Own Motion Investigations
Under the Privacy Act, the Australian Information Commissioner, on the Commissioner’s own initiative, is empowered to investigate an act or practice if there could be a breach of the privacy of an individual, or if the Commissioner thinks it is desirable that the act or practice be investigated: s 40(2). This will clearly occur where one of the two triggers above is satisfied so that the entity’s conduct amounts to an ‘interference with the privacy of an individual.’ Thus, an interference will open up an avenue for the Commissioner to carry out an own motion investigation and exercise their broad investigatory and enforcement powers.
Complaints by Individual
The Commissioner could also investigate a suspected data breach where an individual makes a complaint to the Commissioner under s 36 (or a representative complaint under s 38): s 40(1). The Commissioner may decide not to investigate in certain circumstances. For example, if the complaint is frivolous or vexatious, or the act or practice is not an interference with the privacy of an individual, or the investigation is not warranted, the Commissioner may refuse to investigate: s 41. To decide whether the Commissioner has the power to investigate the complaint, preliminary inquiries can be made of the respondent or any other person: s 42.

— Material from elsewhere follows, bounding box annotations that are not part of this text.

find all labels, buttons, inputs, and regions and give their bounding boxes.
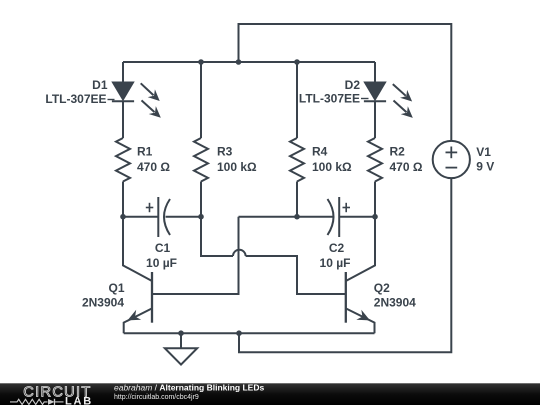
- svg-text:http://circuitlab.com/cbc4jr9: http://circuitlab.com/cbc4jr9: [114, 394, 199, 401]
- svg-text:100 kΩ: 100 kΩ: [312, 160, 352, 174]
- svg-text:2N3904: 2N3904: [374, 296, 416, 310]
- svg-text:10 µF: 10 µF: [146, 256, 177, 270]
- svg-text:LAB: LAB: [65, 395, 93, 405]
- svg-text:9 V: 9 V: [476, 160, 494, 174]
- svg-text:Q2: Q2: [374, 281, 390, 295]
- svg-text:470 Ω: 470 Ω: [137, 160, 170, 174]
- svg-text:100 kΩ: 100 kΩ: [217, 160, 257, 174]
- svg-text:R3: R3: [217, 145, 233, 159]
- svg-text:C1: C1: [155, 241, 171, 255]
- svg-text:R2: R2: [390, 145, 406, 159]
- svg-text:C2: C2: [329, 241, 345, 255]
- svg-text:R1: R1: [137, 145, 153, 159]
- svg-text:R4: R4: [312, 145, 328, 159]
- svg-text:LTL-307EE: LTL-307EE: [299, 92, 360, 106]
- svg-text:2N3904: 2N3904: [82, 296, 124, 310]
- svg-text:470 Ω: 470 Ω: [390, 160, 423, 174]
- svg-text:V1: V1: [476, 145, 491, 159]
- svg-text:10 µF: 10 µF: [320, 256, 351, 270]
- svg-text:LTL-307EE: LTL-307EE: [45, 92, 106, 106]
- svg-text:eabraham / Alternating Blinkin: eabraham / Alternating Blinking LEDs: [114, 382, 264, 392]
- svg-text:D1: D1: [92, 78, 108, 92]
- svg-text:Q1: Q1: [108, 281, 124, 295]
- svg-text:D2: D2: [345, 78, 361, 92]
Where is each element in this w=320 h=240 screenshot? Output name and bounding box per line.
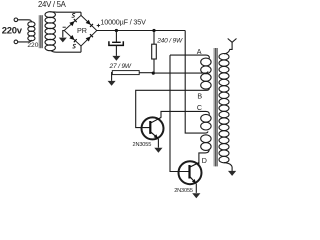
transformer T1 secondary coil [45,12,55,51]
svg-text:B: B [197,92,202,100]
minus sign (bridge negative) [63,26,66,28]
capacitor C1 10000uF/35V [109,41,123,45]
Q1 base bar [149,121,151,134]
T2 winding section C (2 loops) [201,114,211,130]
wire supply to midtap CD [185,31,208,134]
Q1 collector line [150,117,161,123]
wire A to Q2 base (V1) [170,55,189,171]
wire R1 bottom [153,59,155,73]
wire secondary bottom to ground [224,163,232,171]
wire secondary-bottom to bridge AC2 [51,50,81,52]
transistor Q2 circle [179,161,202,184]
label 24V / 5A [38,0,67,9]
wire feedback midtap AB [153,71,208,73]
diode D1 (minus to AC1) [69,19,76,26]
ground (R2) [108,81,116,86]
label 27 / 9W [109,63,132,70]
label B [197,92,202,100]
ground (bridge minus) [59,38,67,43]
ground (T2 secondary) [228,171,236,176]
wire tap B [136,88,210,127]
wire stub bridge AC2 [80,46,82,52]
Q1 emitter line [150,132,158,139]
wire tap D to Q2 collector [199,149,209,165]
svg-text:A: A [197,48,202,56]
wire terminal-bottom to primary [18,40,32,42]
wire bridge minus to ground [63,31,64,38]
transformer T2 core [214,48,217,166]
transformer T1 primary coil [28,22,35,41]
label 2N3055 (Q2) [174,188,193,194]
diode D2 (AC1 to plus) [86,20,93,27]
ground (capacitor) [112,56,120,61]
T2 winding section C2 (2 loops) [201,135,211,151]
ground (Q1 emitter) [154,148,162,153]
label 220v [2,25,23,36]
svg-text:220: 220 [27,42,38,49]
wire top rail (+) to V2 corner [97,30,185,32]
terminal bottom-left (220v neutral) [14,40,18,44]
svg-text:220v: 220v [2,25,23,36]
label 2N3055 (Q1) [133,142,152,148]
wire R2 left to ground [111,73,114,81]
wire cap top [115,31,117,42]
resistor R2 27/9W body [112,71,139,75]
transistor Q1 circle [142,117,164,139]
resistor R1 240/9W body [152,44,157,59]
wire secondary top to antenna [224,42,232,54]
wire tap C from Q1 collector [161,111,209,117]
node junction R1 top [152,29,155,32]
svg-text:27 / 9W: 27 / 9W [109,63,132,70]
T2 winding section A2 (2 loops) [201,74,211,90]
svg-text:2N3055: 2N3055 [174,188,193,194]
bridge rectifier PR outline [64,15,97,46]
label C [197,104,202,112]
diode D3 (minus to AC2) [69,35,76,42]
label 10000uF / 35V [100,18,146,27]
wire R2 right to junction [139,72,154,74]
label PR [77,26,87,35]
T2 secondary coil [219,54,229,163]
node junction cap [115,29,118,32]
T2 winding section A (2 loops) [201,58,211,74]
terminal top-left (220v line) [14,18,18,22]
ground (Q2 emitter) [192,193,200,198]
node junction R1/R2/feedback [152,72,155,75]
wire R1 top [153,31,155,45]
plus sign (bridge positive) [97,24,100,27]
sine mark AC1 [72,13,76,17]
antenna [228,39,237,43]
wire stub bridge AC1 [80,12,82,15]
Q2 base bar [188,165,190,179]
svg-text:10000µF / 35V: 10000µF / 35V [100,18,146,27]
diode D4 (AC2 to plus) [86,34,93,41]
svg-text:PR: PR [77,26,87,35]
wire cap bottom [115,45,117,56]
transformer T1 core [39,15,42,48]
label D [202,157,207,165]
svg-text:2N3055: 2N3055 [133,142,152,148]
wire Q2 emitter to ground [195,184,197,193]
svg-text:240 / 9W: 240 / 9W [156,38,183,45]
wire secondary-top to bridge AC1 [50,11,81,13]
label 220 (primary) [27,42,38,49]
label A [197,48,202,56]
Q2 emitter line [190,176,197,183]
svg-text:24V / 5A: 24V / 5A [38,0,67,9]
Q2 collector line [190,163,199,168]
wire tap A [170,55,209,58]
svg-text:D: D [202,157,207,165]
wire Q1 emitter to ground [157,139,159,148]
sine mark AC2 [72,44,76,48]
wire terminal-top to primary [18,20,32,22]
svg-text:C: C [197,104,202,112]
label 240 / 9W [156,38,183,45]
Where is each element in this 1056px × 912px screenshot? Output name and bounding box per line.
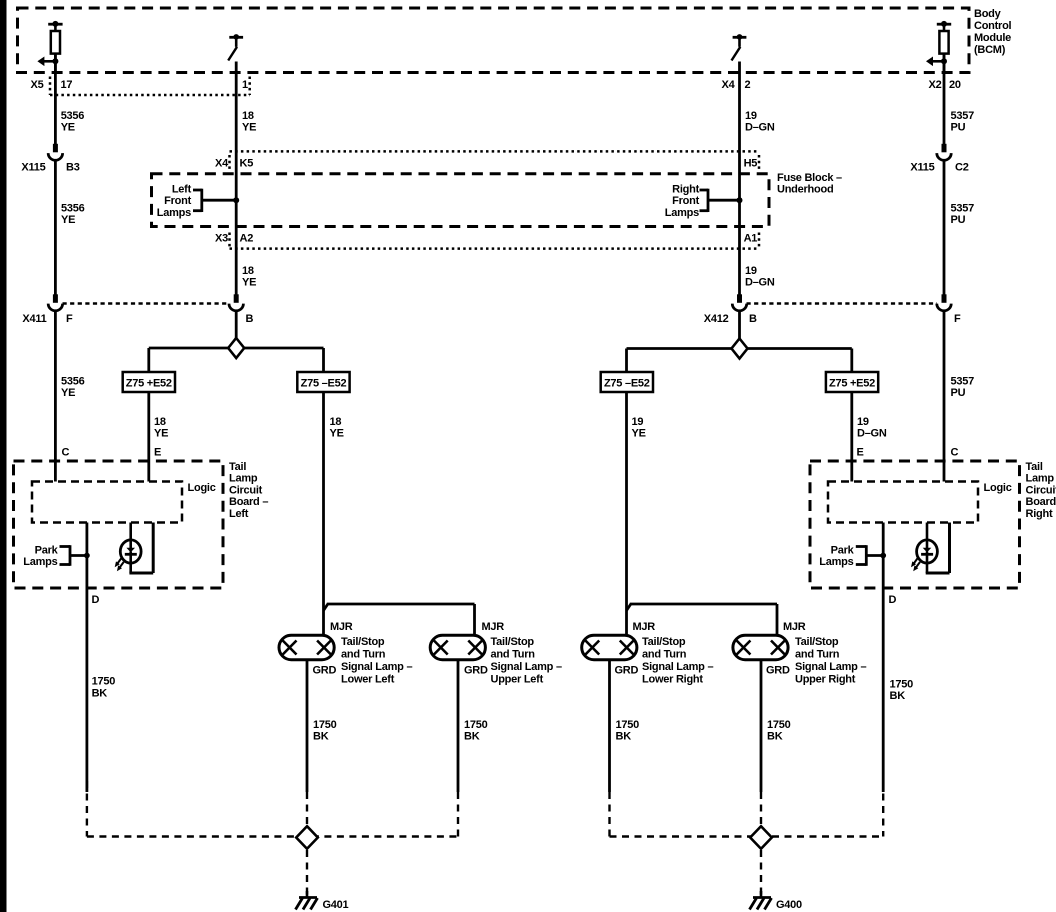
outer dashed box left board [14,461,224,588]
ground G400 [750,891,772,910]
svg-text:Board –: Board – [1026,496,1056,508]
svg-text:X412: X412 [704,313,729,325]
svg-text:BK: BK [92,687,108,699]
Fuse Block - Underhood dashed box [152,174,770,227]
svg-text:MJR: MJR [330,621,353,633]
svg-text:Tail: Tail [229,461,246,473]
svg-text:and Turn: and Turn [491,649,536,661]
wire label 1750 BK (upper right) [767,719,791,743]
lamp label lower right [642,636,713,686]
svg-text:F: F [66,313,73,325]
wire colD X412 to right board [943,312,946,482]
svg-text:GRD: GRD [313,665,337,677]
svg-text:PU: PU [951,387,966,399]
svg-text:BK: BK [313,731,329,743]
svg-text:2: 2 [745,79,751,91]
BCM label [974,8,1012,56]
tail/stop lamp upper right [733,635,788,659]
svg-text:B: B [246,313,254,325]
dashed stub to ground left [306,850,308,897]
svg-text:and Turn: and Turn [642,649,687,661]
branch wire to Z75 +E52 [147,348,150,373]
svg-text:BK: BK [464,731,480,743]
wire colA X411 to left board [54,312,57,482]
ground wire lamp upper left [457,660,460,792]
svg-text:Signal Lamp –: Signal Lamp – [491,661,562,673]
component box Z75 +E52 (right) [826,372,878,392]
svg-text:YE: YE [61,387,75,399]
junction node on colB in fuse block [233,197,239,203]
logic dashed box left [32,482,182,523]
svg-text:YE: YE [61,214,75,226]
component box Z75 +E52 (left) [123,372,175,392]
svg-text:BK: BK [767,731,783,743]
ground splice diamond right [750,826,772,849]
wire colA segment BCM to X115 [54,54,57,145]
svg-text:Tail/Stop: Tail/Stop [341,636,385,648]
left page edge black bar [0,0,7,912]
svg-text:X411: X411 [22,313,46,325]
wire label 5357 PU (fourth) [951,375,975,399]
svg-text:D–GN: D–GN [745,277,775,289]
dashed ground bus left [87,835,458,837]
svg-text:18: 18 [154,416,166,428]
wire colC X412-B down to splice [738,312,741,341]
svg-text:Lower Left: Lower Left [341,674,395,686]
X3 A2 A1 labels [215,233,757,245]
svg-text:E: E [857,447,864,459]
svg-text:YE: YE [242,277,256,289]
svg-text:Fuse Block –: Fuse Block – [777,172,842,184]
dashed wire lamp lower right [608,792,610,837]
svg-text:Right: Right [672,183,699,195]
ground wire lamp lower right [608,660,611,792]
park lamps output wire right board [882,523,885,793]
wire label 1750 BK (upper left) [464,719,488,743]
X412 B F labels [704,313,961,325]
tail/stop lamp lower right [582,635,637,659]
connector X412 link dashed line [747,302,938,304]
wire label 1750 BK (right D wire) [890,679,914,703]
svg-text:18: 18 [242,265,254,277]
wire label 18 YE (branch E) [154,416,168,440]
junction node on colC in fuse block [737,197,743,203]
svg-text:C2: C2 [955,162,969,174]
switch symbol inside BCM, right (col X4-2) [732,34,747,60]
svg-text:Lamps: Lamps [157,207,191,219]
in-line connector X412 pin F [937,294,951,311]
svg-text:Circuit: Circuit [1026,484,1056,496]
splice diamond left [228,338,244,358]
svg-text:X2: X2 [929,79,942,91]
svg-text:19: 19 [857,416,869,428]
Left Front Lamps bracket [193,189,236,212]
svg-text:K5: K5 [240,158,254,170]
svg-text:D: D [92,594,100,606]
svg-text:5356: 5356 [61,375,85,387]
svg-text:E: E [154,447,161,459]
svg-text:YE: YE [154,427,168,439]
svg-text:A2: A2 [240,233,254,245]
svg-text:X115: X115 [21,162,45,174]
fuse symbol inside BCM, left (col X5-17) [37,21,62,73]
svg-text:Z75 +E52: Z75 +E52 [829,378,875,390]
connector X5 dotted outline [50,77,250,96]
right board label [1026,461,1056,520]
ground wire lamp lower left [306,660,309,792]
svg-text:Front: Front [672,195,699,207]
svg-text:G400: G400 [776,899,802,911]
switch symbol inside BCM, left (col 1) [228,34,243,60]
branch wire to Z75 +E52 (right) [850,349,853,374]
park lamps output wire left board [86,523,89,793]
connector X3 dotted row (fuse block bottom) [230,233,760,249]
LED indicator right board [911,523,950,574]
Fuse Block label [777,172,842,196]
svg-text:Left: Left [229,508,249,520]
svg-text:X3: X3 [215,233,228,245]
in-line connector X411 pin B [229,294,243,311]
svg-text:17: 17 [61,79,73,91]
junction node park lamps left [84,553,90,559]
svg-text:GRD: GRD [766,665,790,677]
ground wire lamp upper right [760,660,763,792]
tail/stop lamp upper left [430,635,485,659]
dashed wire D right [882,781,884,837]
Right Front Lamps label [665,183,700,218]
svg-text:5356: 5356 [61,203,85,215]
splice diamond right [732,339,748,359]
svg-text:YE: YE [632,427,646,439]
wire label 5356 YE (top left) [61,110,85,134]
wire Z75+E52 to left board pin E [147,392,150,482]
wire label 18 YE (branch MJR) [330,416,344,440]
wire colC segment switch to X412 [738,62,741,295]
svg-text:Board –: Board – [229,496,268,508]
wire label 19 D-GN (below fuse block) [745,265,775,289]
svg-text:Z75 +E52: Z75 +E52 [126,378,172,390]
svg-text:Lower Right: Lower Right [642,674,703,686]
connector X4 dotted row (fuse block top) [230,151,760,169]
component box Z75 -E52 (right) [601,372,653,392]
wire colD X115 to X412 [943,162,946,295]
svg-text:B: B [749,313,757,325]
wire label 18 YE (below fuse block) [242,265,256,289]
svg-text:YE: YE [330,427,344,439]
svg-text:Z75 –E52: Z75 –E52 [604,378,650,390]
svg-text:and Turn: and Turn [795,649,840,661]
svg-text:Control: Control [974,20,1012,32]
X115 B3 labels [21,162,79,174]
svg-text:5357: 5357 [951,203,975,215]
svg-text:BK: BK [890,690,906,702]
svg-text:Signal Lamp –: Signal Lamp – [642,661,713,673]
X411 F B labels [22,313,253,325]
junction node park lamps right [880,553,886,559]
Park Lamps label right [819,545,854,569]
svg-text:19: 19 [745,110,757,122]
svg-text:1750: 1750 [313,719,337,731]
svg-text:and Turn: and Turn [341,649,386,661]
in-line connector X115 pin C2 [937,144,951,161]
svg-text:Right: Right [1026,508,1053,520]
component box Z75 -E52 (left) [297,372,349,392]
svg-text:Park: Park [35,545,59,557]
svg-text:(BCM): (BCM) [974,44,1006,56]
svg-text:20: 20 [949,79,961,91]
svg-text:MJR: MJR [482,621,505,633]
svg-text:Lamp: Lamp [229,473,258,485]
svg-text:Left: Left [172,183,192,195]
svg-text:Tail/Stop: Tail/Stop [795,636,839,648]
svg-text:BK: BK [616,731,632,743]
svg-text:X4: X4 [722,79,736,91]
dashed stub to ground right [760,850,762,897]
svg-text:MJR: MJR [783,621,806,633]
svg-text:19: 19 [632,416,644,428]
splice branch line right [627,347,852,350]
wire label 1750 BK (left D wire) [92,676,116,700]
svg-text:Circuit: Circuit [229,484,263,496]
Park Lamps bracket left [60,545,87,566]
svg-text:5357: 5357 [951,110,975,122]
svg-text:Upper Right: Upper Right [795,674,856,686]
svg-text:Underhood: Underhood [777,184,833,196]
tail/stop lamp lower left [279,635,334,659]
svg-text:Body: Body [974,8,1002,20]
svg-text:MJR: MJR [633,621,656,633]
wire label 19 YE [632,416,646,440]
wire label 19 D-GN (branch E) [857,416,887,440]
wire colB X411-B down to splice [235,312,238,340]
Left Front Lamps label [157,183,192,218]
wire colA X115 to X411 [54,162,57,295]
svg-text:GRD: GRD [615,665,639,677]
dashed ground bus right [610,835,884,837]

The Commissioner is entitled to carry out an investigation in such manner as he or she sees fit. In the course of the Commissioner’s investigation, the Commissioner boasts a range of powers including the power to examine witnesses (s 45) and compel production of documents (s 47) and may discover potential APP breaches. The Commissioner is therefore well-equipped under the new laws to examine privacy law transgressions broadly, including existing obligations under the APPs.
Enforcement
Where a complaint is made by an individual, the Commissioner may make a determination dismissing the complaint or declaring that an individual’s privacy has been interfered with and steps (including compensatory measures) to be taken by the entity (s 52(1)). Similar enforcement powers, including the power to compensate, reside in the Commissioner in the event that they launch an own motion investigation (s 52(1A)). The Commissioner may also impose civil penalties of up to 2000 penalty units, or $1.8 million, upon a non-complying entity if the interference with privacy is serious or repeated: s 13G(b). A final enforcement power available to the Commissioner is to seek an enforceable undertaking under s 33E. There are ostensibly a range of tools at the Commissioner’s disposal to enforce compliance with the mandatory data breach laws and the APP obligations more broadly.
Key Takeaways
- Consider adopting a robust data breach response plan, implementing better policies and practices, and ensuring better staff training. This will help to mitigate risks in relation to data breaches, and could also bring your company within exceptions such as the ‘remedial action’ exception.
- Consider existing guidance from the OAIC to work out the potential scope of future obligations under the new legislation. The OAIC also previously operated a voluntary data breach notification scheme and has published resources online to assist APP entities in strengthening their data breach prevention and management practices.
- APP entities should revisit their information sharing agreements in light of the ‘deemed holding’ provision. Furthermore, APP entities should consider inserting obligations into contracts with overseas information processors requiring notification where there has been a serious data breach.